| Dec 15, 2013
How digital is transforming marketing
Digital (i.e. web+search+social+mobile) has changed everything in the world of marketing. Digital is doing to marketing what quantum mechanics did to newtonian mechanics. Let me share five indicators of a tectonic shift taking place right under our feet:
1. Communications models are now based on themes, not on THE BIG IDEA. The evidence of this is all around us. Think of your favorite brand and see how it is speaking differently to various audiences in different channels. Interestingly, a richer multi-dimensional argument has replaced cartesian coordinates stemming from a single point. Google, with its smart semantic and natural language processing capabilities, is able to understand themes and is creating winners by serving up theme leaders via Google search.
2. Iterative experimentation is replacing getting it right the first time. Analytics/testing are being used to narrow winning messages and weed out losers. Marketers are increasingly relying on A/B testing to guide message refinement. Intuit-Write-Measure-Adapt loops are replacing the traditionally linear research-write-measure sequences. The testing and analytic tools have matured to a point where this truly is possible.
3. Customized communications for channels and communities are replacing one-size-fits-all communications. Marketers are talking to 140-character twitter consumers with rapid clock speed very differently than to relatively slower social Facebook users; and YouTube audience differently than 6-second vine audience. It might not even be possible to state your point within the 140-character limit; so you have to say it in a hundred different ways, 140 characters at a time.

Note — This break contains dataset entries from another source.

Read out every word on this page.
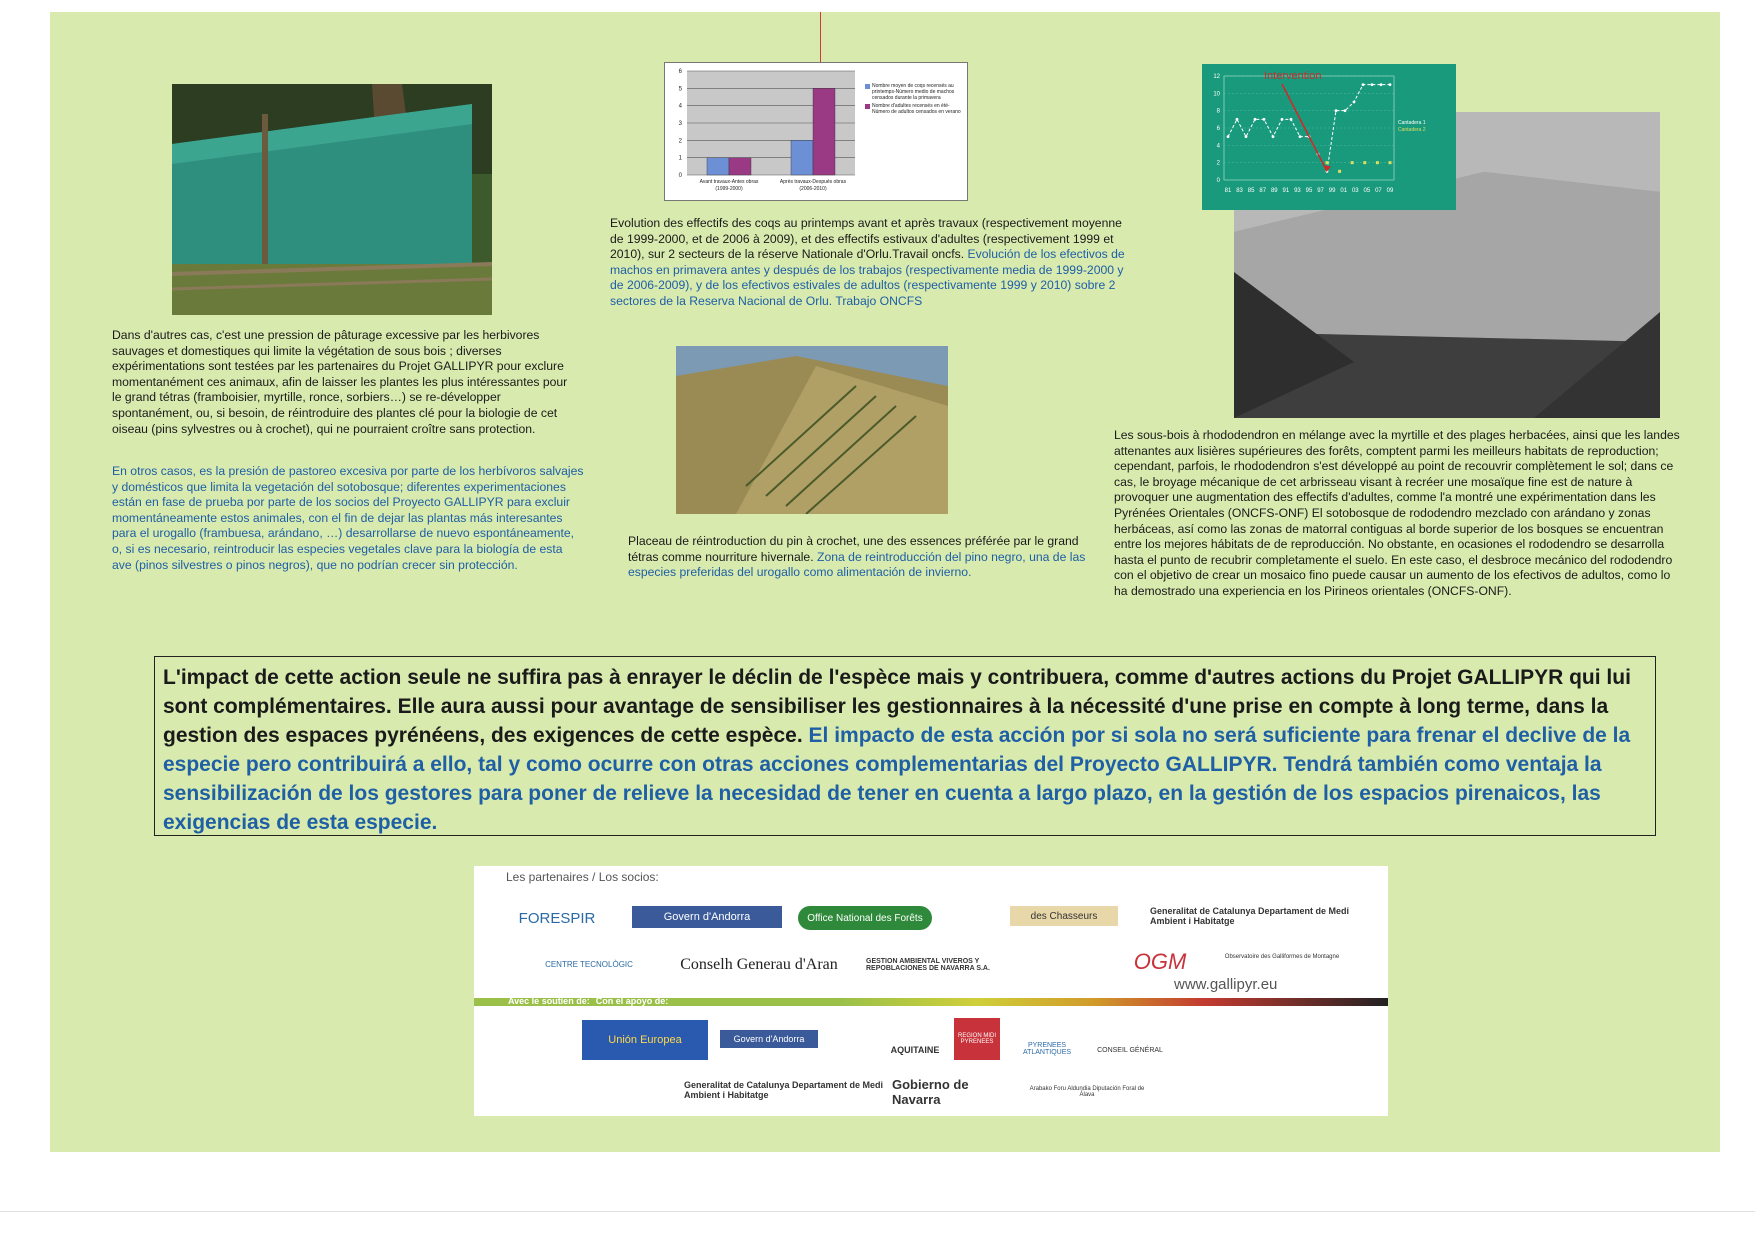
Dans d'autres cas, c'est une pression de pâturage excessive par les herbivores sauvages et domestiques qui limite la végétation de sous bois ; diverses expérimentations sont testées par les partenaires du Projet GALLIPYR pour exclure momentanément ces animaux, afin de laisser les plantes les plus intéressantes pour le grand tétras (framboisier, myrtille, ronce, sorbiers…) se re-développer spontanément, ou, si besoin, de réintroduire des plantes clé pour la biologie de cet oiseau (pins sylvestres ou à crochet), qui ne pourraient croître sans protection.
En otros casos, es la presión de pastoreo excesiva por parte de los herbívoros salvajes y domésticos que limita la vegetación del sotobosque; diferentes experimentaciones están en fase de prueba por parte de los socios del Proyecto GALLIPYR para excluir momentáneamente estos animales, con el fin de dejar las plantas más interesantes para el urogallo (frambuesa, arándano, …) desarrollarse de nuevo espontáneamente, o, si es necesario, reintroducir las especies vegetales clave para la biología de esta ave (pinos silvestres o pinos negros), que no podrían crecer sin protección.
0
1
2
3
4
5
6
Avant travaux-Antes obras
(1999-2000)
Après travaux-Después obras
(2006-2010)
Nombre moyen de coqs recensés au printemps-Número medio de machos censados durante la primavera
Nombre d'adultes recensés en été-Número de adultos censados en verano
Evolution des effectifs des coqs au printemps avant et après travaux (respectivement moyenne de 1999-2000, et de 2006 à 2009), et des effectifs estivaux d'adultes (respectivement 1999 et 2010), sur 2 secteurs de la réserve Nationale d'Orlu.Travail oncfs. Evolución de los efectivos de machos en primavera antes y después de los trabajos (respectivamente media de 1999-2000 y de 2006-2009), y de los efectivos estivales de adultos (respectivamente 1999 y 2010) sobre 2 sectores de la Reserva Nacional de Orlu. Trabajo ONCFS
Placeau de réintroduction du pin à crochet, une des essences préférée par le grand tétras comme nourriture hivernale. Zona de reintroducción del pino negro, una de las especies preferidas del urogallo como alimentación de invierno.
0
2
4
6
8
10
12
81 83 85 87 89 91 93 95 97 99 01 03 05 07 09
Intervention
Cantadera 1
Cantadera 2
Les sous-bois à rhododendron en mélange avec la myrtille et des plages herbacées, ainsi que les landes attenantes aux lisières supérieures des forêts, comptent parmi les meilleurs habitats de reproduction; cependant, parfois, le rhododendron s'est développé au point de recouvrir complètement le sol; dans ce cas, le broyage mécanique de cet arbrisseau visant à recréer une mosaïque fine est de nature à provoquer une augmentation des effectifs d'adultes, comme l'a montré une expérimentation dans les Pyrénées Orientales (ONCFS-ONF) El sotobosque de rododendro mezclado con arándano y zonas herbáceas, así como las zonas de matorral contiguas al borde superior de los bosques se encuentran entre los mejores hábitats de de reproducción. No obstante, en ocasiones el rododendro se desarrolla hasta el punto de recubrir completamente el suelo. En este caso, el desbroce mecánico del rododendro con el objetivo de crear un mosaico fino puede causar un aumento de los efectivos de adultos, como lo ha demostrado una experiencia en los Pirineos orientales (ONCFS-ONF).
L'impact de cette action seule ne suffira pas à enrayer le déclin de l'espèce mais y contribuera, comme d'autres actions du Projet GALLIPYR qui lui sont complémentaires. Elle aura aussi pour avantage de sensibiliser les gestionnaires à la nécessité d'une prise en compte à long terme, dans la gestion des espaces pyrénéens, des exigences de cette espèce. El impacto de esta acción por si sola no será suficiente para frenar el declive de la especie pero contribuirá a ello, tal y como ocurre con otras acciones complementarias del Proyecto GALLIPYR. Tendrá también como ventaja la sensibilización de los gestores para poner de relieve la necesidad de tener en cuenta a largo plazo, en la gestión de los espacios pirenaicos, las exigencias de esta especie.
Les partenaires / Los socios:
FORESPIR	Govern d'Andorra	Office National des Forêts	des Chasseurs	Generalitat de Catalunya Departament de Medi Ambient i Habitatge
CENTRE TECNOLÒGIC	Conselh Generau d'Aran	GESTION AMBIENTAL VIVEROS Y REPOBLACIONES DE NAVARRA S.A.	OGM	Observatoire des Galliformes de Montagne
www.gallipyr.eu
Avec le soutien de: Con el apoyo de:
Unión Europea	Govern d'Andorra
AQUITAINE
REGION MIDI PYRENEES	PYRENEES ATLANTIQUES	CONSEIL GÉNÉRAL
Generalitat de Catalunya Departament de Medi Ambient i Habitatge
Gobierno de Navarra
Arabako Foru Aldundia Diputación Foral de Álava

4. Getting-brand-ambassadors-to-talk is more important than let’s-tell-them-about-us. According to Nielsen, 90 percent of consumers trust peer recommendations, while 70 percent trusted consumer opinions posted online; marketers are trusted the least. Google, too, trusts brands less; it now ranks a website based more on social factors and less on brand messages. The new game is less about controlling the forces you can, and more about harnessing the forces you don’t control.
5. “The death of tagline: Flexible branding is the new name of the game.” AdWeek’s prophetic headline reads in September 2013 issue. The article goes on to say “Moreover, companies are moving to flexible branding, in which they present different identities to express their range (Yahoo’s 30 days of brand logos, for example) or a targeted brand strategy, in which they target specific brand messages to different audiences (e.g., Best Buy appeals to small businesses with Geek Squad, while it appeals to younger consumers with mobile offerings). A single brand tagline has less value in these more fluid and variable applications.”
In a nutshell, speed, rapid evolution, metrics, multi-dimensional messages, communities and orchestration are the new marketing mantras. The brand doesn’t exist in a place; as in quantum mechanics, the brand exists in many places all at the same time – no one place being more important than the other. When you look for a brand in a place, you may not find it there and see it elsewhere. It’s a sea change from the world of marketing just five years ago and a monumental shift from the world of marketing a decade ago.